Marketingwithanoy reported earlier this year, citing data from CB Insights, that as global venture capital funding rose to $621 billion in 2021, from a relatively modest $294 billion in 2020, fintech investment itself soared to $131.5 billion. 4,969 deals, up from $49 billion invested in 3,491 offers in 2020.
So the money at stake here is in the hundreds of billions in terms of capital invested, and probably trillions if we look at the value of startups that raised in good times. (Remember, Crunchbase estimates the total value of all global unicorns at $4.6 trillion, although that number probably includes some zombie valuations that are no longer relevant in a more conservative investment market.)

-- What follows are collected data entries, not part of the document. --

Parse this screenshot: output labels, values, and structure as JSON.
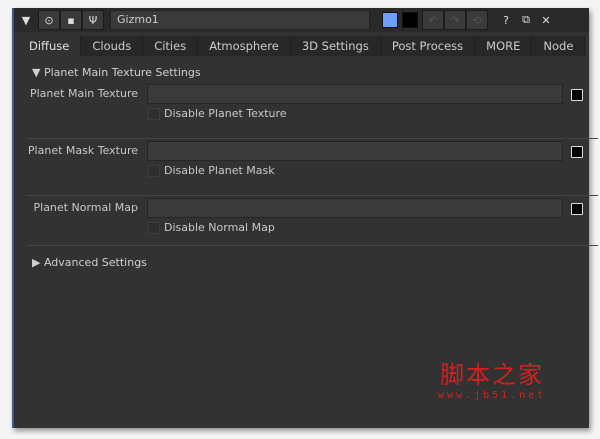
{
  "titlebar": {
    "node_name": "Gizmo1",
    "help": "?",
    "float": "⧉",
    "close": "✕"
  },
  "tabs": [
    "Diffuse",
    "Clouds",
    "Cities",
    "Atmosphere",
    "3D Settings",
    "Post Process",
    "MORE",
    "Node"
  ],
  "section_main": "Planet Main Texture Settings",
  "rows": [
    {
      "label": "Planet Main Texture",
      "value": "",
      "checkbox": "Disable Planet Texture",
      "checked": false
    },
    {
      "label": "Planet Mask Texture",
      "value": "",
      "checkbox": "Disable Planet Mask",
      "checked": false
    },
    {
      "label": "Planet Normal Map",
      "value": "",
      "checkbox": "Disable Normal Map",
      "checked": false
    }
  ],
  "section_advanced": "Advanced Settings",
  "colors": {
    "accent": "#6f9fff",
    "bg": "#323232"
  },
  "watermark": {
    "title": "脚本之家",
    "url": "www.jb51.net"
  }
}
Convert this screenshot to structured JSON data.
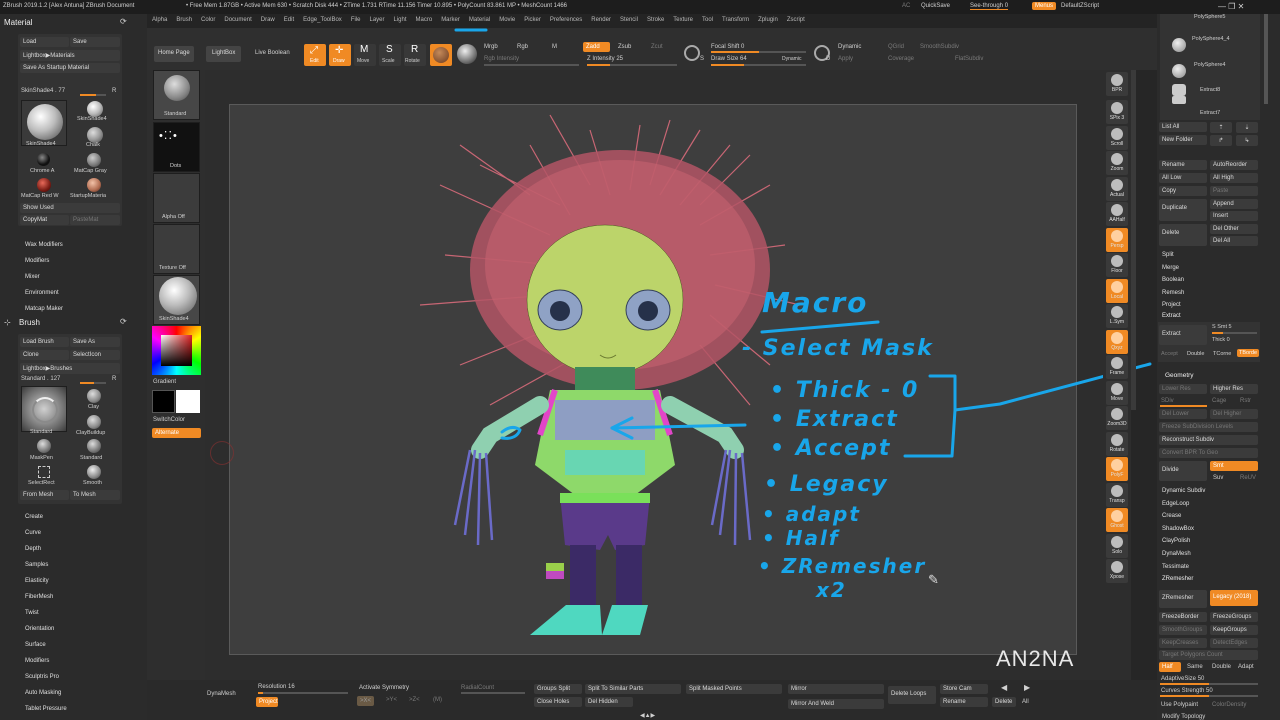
{
  "titlebar": {
    "title": "ZBrush 2019.1.2 [Alex Antuna]  ZBrush Document",
    "stats": "• Free Mem 1.87GB • Active Mem 630 • Scratch Disk 444 • ZTime 1.731 RTime 11.156 Timer 10.895 • PolyCount 83.861 MP • MeshCount 1466",
    "ac": "AC",
    "quicksave": "QuickSave",
    "seethrough": "See-through  0",
    "menus": "Menus",
    "default_script": "DefaultZScript"
  },
  "menubar": [
    "Alpha",
    "Brush",
    "Color",
    "Document",
    "Draw",
    "Edit",
    "Edge_ToolBox",
    "File",
    "Layer",
    "Light",
    "Macro",
    "Marker",
    "Material",
    "Movie",
    "Picker",
    "Preferences",
    "Render",
    "Stencil",
    "Stroke",
    "Texture",
    "Tool",
    "Transform",
    "Zplugin",
    "Zscript"
  ],
  "left_panel": {
    "material_title": "Material",
    "load": "Load",
    "save": "Save",
    "lightbox_materials": "Lightbox▶Materials",
    "save_startup": "Save As Startup Material",
    "skinshade_value": "SkinShade4 . 77",
    "r_label": "R",
    "materials": [
      "SkinShade4",
      "SkinShade4",
      "Chalk",
      "Chrome A",
      "MatCap Gray",
      "MatCap Red W",
      "StartupMateria"
    ],
    "show_used": "Show Used",
    "copymat": "CopyMat",
    "pastemat": "PasteMat",
    "sections": [
      "Wax Modifiers",
      "Modifiers",
      "Mixer",
      "Environment",
      "Matcap Maker"
    ],
    "brush_title": "Brush",
    "load_brush": "Load Brush",
    "save_as": "Save As",
    "clone": "Clone",
    "selecticon": "SelectIcon",
    "lightbox_brushes": "Lightbox▶Brushes",
    "standard_value": "Standard . 127",
    "brushes": [
      "Standard",
      "Clay",
      "ClayBuildup",
      "MaskPen",
      "Standard",
      "SelectRect",
      "Smooth"
    ],
    "from_mesh": "From Mesh",
    "to_mesh": "To Mesh",
    "brush_sections": [
      "Create",
      "Curve",
      "Depth",
      "Samples",
      "Elasticity",
      "FiberMesh",
      "Twist",
      "Orientation",
      "Surface",
      "Modifiers",
      "Sculptris Pro",
      "Auto Masking",
      "Tablet Pressure"
    ]
  },
  "shelf": {
    "items": [
      "Standard",
      "Dots",
      "Alpha Off",
      "Texture Off",
      "SkinShade4"
    ],
    "gradient": "Gradient",
    "switchcolor": "SwitchColor",
    "alternate": "Alternate"
  },
  "top_toolbar": {
    "home_page": "Home Page",
    "lightbox": "LightBox",
    "live_boolean": "Live Boolean",
    "modes": [
      "Edit",
      "Draw",
      "Move",
      "Scale",
      "Rotate"
    ],
    "mrgb": "Mrgb",
    "rgb": "Rgb",
    "m": "M",
    "zadd": "Zadd",
    "zsub": "Zsub",
    "zcut": "Zcut",
    "rgb_intensity": "Rgb Intensity",
    "z_intensity": "Z Intensity 25",
    "focal_shift": "Focal Shift 0",
    "draw_size": "Draw Size 64",
    "dynamic": "Dynamic",
    "dynamic2": "Dynamic",
    "apply": "Apply",
    "qgrid": "QGrid",
    "smoothsubdiv": "SmoothSubdiv",
    "coverage": "Coverage",
    "flatsubdiv": "FlatSubdiv",
    "s_label": "S",
    "d_label": "D"
  },
  "right_toolbar": [
    "BPR",
    "SPix 3",
    "Scroll",
    "Zoom",
    "Actual",
    "AAHalf",
    "Persp",
    "Floor",
    "Local",
    "L.Sym",
    "Qxyz",
    "Frame",
    "Move",
    "Zoom3D",
    "Rotate",
    "PolyF",
    "Transp",
    "Ghost",
    "Solo",
    "Xpose"
  ],
  "subtool_panel": {
    "items": [
      "PolySphere5",
      "PolySphere4_4",
      "PolySphere4",
      "Extract8",
      "Extract7"
    ],
    "list_all": "List All",
    "new_folder": "New Folder",
    "rename": "Rename",
    "autoreorder": "AutoReorder",
    "all_low": "All Low",
    "all_high": "All High",
    "copy": "Copy",
    "paste": "Paste",
    "duplicate": "Duplicate",
    "append": "Append",
    "insert": "Insert",
    "delete": "Delete",
    "del_other": "Del Other",
    "del_all": "Del All",
    "sections": [
      "Split",
      "Merge",
      "Boolean",
      "Remesh",
      "Project"
    ],
    "extract_title": "Extract",
    "extract_btn": "Extract",
    "s_smt": "S Smt 5",
    "thick": "Thick 0",
    "accept": "Accept",
    "double": "Double",
    "tcorner": "TCorne",
    "tborder": "TBorde",
    "geometry": "Geometry",
    "lower_res": "Lower Res",
    "higher_res": "Higher Res",
    "sdiv": "SDiv",
    "cage": "Cage",
    "rstr": "Rstr",
    "del_lower": "Del Lower",
    "del_higher": "Del Higher",
    "freeze_subdiv": "Freeze SubDivision Levels",
    "reconstruct": "Reconstruct Subdiv",
    "convert_bpr": "Convert BPR To Geo",
    "divide": "Divide",
    "smt": "Smt",
    "suv": "Suv",
    "reuv": "ReUV",
    "geo_sections": [
      "Dynamic Subdiv",
      "EdgeLoop",
      "Crease",
      "ShadowBox",
      "ClayPolish",
      "DynaMesh",
      "Tessimate"
    ],
    "zremesher_title": "ZRemesher",
    "zremesher_btn": "ZRemesher",
    "legacy": "Legacy (2018)",
    "freezeborder": "FreezeBorder",
    "freezegroups": "FreezeGroups",
    "smoothgroups": "SmoothGroups",
    "keepgroups": "KeepGroups",
    "keepcreases": "KeepCreases",
    "detectedges": "DetectEdges",
    "target_poly": "Target Polygons Count",
    "half": "Half",
    "same": "Same",
    "double2": "Double",
    "adapt": "Adapt",
    "adaptive_size": "AdaptiveSize 50",
    "curves_strength": "Curves Strength 50",
    "use_polypaint": "Use Polypaint",
    "colordensity": "ColorDensity",
    "modify_topology": "Modify Topology"
  },
  "bottom_bar": {
    "dynamesh": "DynaMesh",
    "resolution": "Resolution 16",
    "project": "Project",
    "activate_symmetry": "Activate Symmetry",
    "x": ">X<",
    "y": ">Y<",
    "z": ">Z<",
    "m": "(M)",
    "radialcount": "RadialCount",
    "groups_split": "Groups Split",
    "split_similar": "Split To Similar Parts",
    "split_masked": "Split Masked Points",
    "close_holes": "Close Holes",
    "del_hidden": "Del Hidden",
    "mirror": "Mirror",
    "mirror_weld": "Mirror And Weld",
    "delete_loops": "Delete Loops",
    "store_cam": "Store Cam",
    "rename": "Rename",
    "delete": "Delete",
    "all": "All"
  },
  "annotations": {
    "title": "Macro",
    "lines": [
      "- Select Mask",
      "• Thick - 0",
      "• Extract",
      "• Accept",
      "• Legacy",
      "• adapt",
      "• Half",
      "• ZRemesher",
      "x2"
    ],
    "watermark": "AN2NA",
    "stroke_color": "#19a6ea"
  },
  "colors": {
    "accent": "#f08a24",
    "panel": "#2b2b2b",
    "canvas": "#3e3e3e",
    "annotation": "#19a6ea"
  }
}
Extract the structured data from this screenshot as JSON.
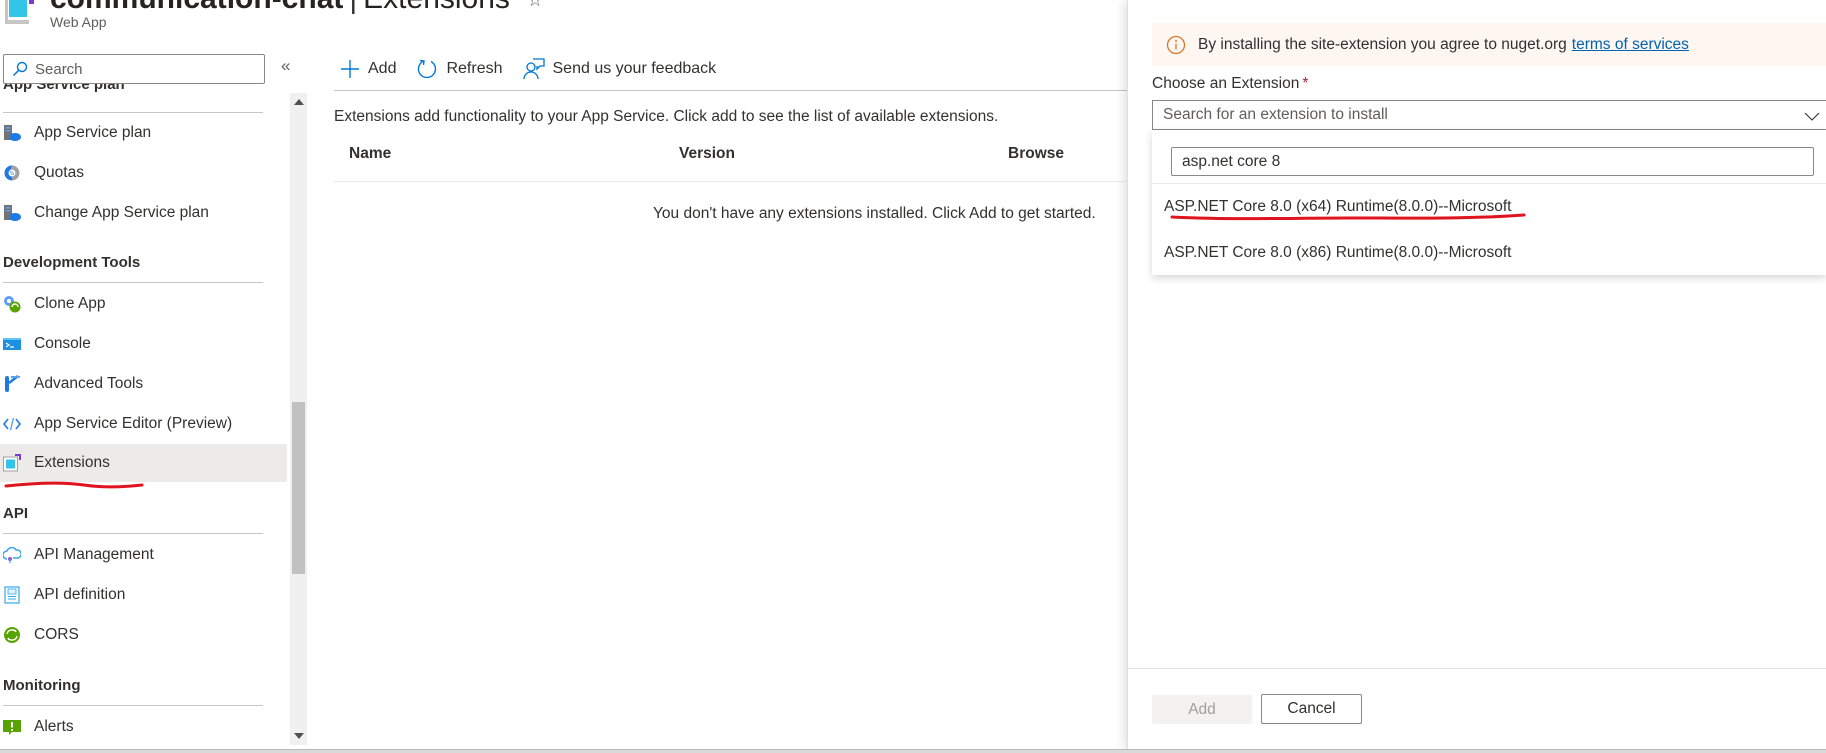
{
  "header": {
    "resource_name": "communication-chat",
    "separator": "|",
    "page_name": "Extensions",
    "subtitle": "Web App",
    "favorite_icon": "star-icon"
  },
  "sidebar": {
    "search_placeholder": "Search",
    "collapse_label": "«",
    "groups": [
      {
        "title": "App Service plan",
        "items": [
          {
            "label": "App Service plan",
            "icon": "app-service-plan-icon"
          },
          {
            "label": "Quotas",
            "icon": "quotas-icon"
          },
          {
            "label": "Change App Service plan",
            "icon": "change-plan-icon"
          }
        ]
      },
      {
        "title": "Development Tools",
        "items": [
          {
            "label": "Clone App",
            "icon": "clone-app-icon"
          },
          {
            "label": "Console",
            "icon": "console-icon"
          },
          {
            "label": "Advanced Tools",
            "icon": "advanced-tools-icon"
          },
          {
            "label": "App Service Editor (Preview)",
            "icon": "code-editor-icon"
          },
          {
            "label": "Extensions",
            "icon": "extensions-icon",
            "active": true
          }
        ]
      },
      {
        "title": "API",
        "items": [
          {
            "label": "API Management",
            "icon": "api-management-icon"
          },
          {
            "label": "API definition",
            "icon": "api-definition-icon"
          },
          {
            "label": "CORS",
            "icon": "cors-icon"
          }
        ]
      },
      {
        "title": "Monitoring",
        "items": [
          {
            "label": "Alerts",
            "icon": "alerts-icon"
          }
        ]
      }
    ]
  },
  "toolbar": {
    "add_label": "Add",
    "refresh_label": "Refresh",
    "feedback_label": "Send us your feedback"
  },
  "main": {
    "description": "Extensions add functionality to your App Service. Click add to see the list of available extensions.",
    "columns": [
      "Name",
      "Version",
      "Browse"
    ],
    "empty_message": "You don't have any extensions installed. Click Add to get started."
  },
  "panel": {
    "info_text": "By installing the site-extension you agree to nuget.org",
    "info_link": "terms of services",
    "choose_label": "Choose an Extension",
    "required_mark": "*",
    "select_placeholder": "Search for an extension to install",
    "search_value": "asp.net core 8",
    "options": [
      "ASP.NET Core 8.0 (x64) Runtime(8.0.0)--Microsoft",
      "ASP.NET Core 8.0 (x86) Runtime(8.0.0)--Microsoft"
    ],
    "add_button": "Add",
    "cancel_button": "Cancel"
  },
  "colors": {
    "accent": "#0078d4",
    "link": "#0063b1",
    "info_background": "#fdf6f1",
    "info_icon": "#d47a2a",
    "annotation_red": "#e0141e",
    "active_row": "#edebe9"
  }
}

Refreshed on the capital that went to fintech, let’s take a look at the less attractive news blowing from the high seas of startups building financial technology.
What is fintech revenue worth?
As software valuations soared during the 2020-2021 venture capital boom, every company wanted to be at least a technology company and a software company at best. That’s because the value of software revenue, measured per dollar, has risen sharply. Every dollar of software revenue that a company could claim could bring in as much as $30 or $50 or even $100.
So people worked to build software revenue or change their other revenue as such. This is a problem for many fintech companies, as it has recently been noted that a large part of their income no softwarebut instead something else that software facilitated† However, the two substances are not the same.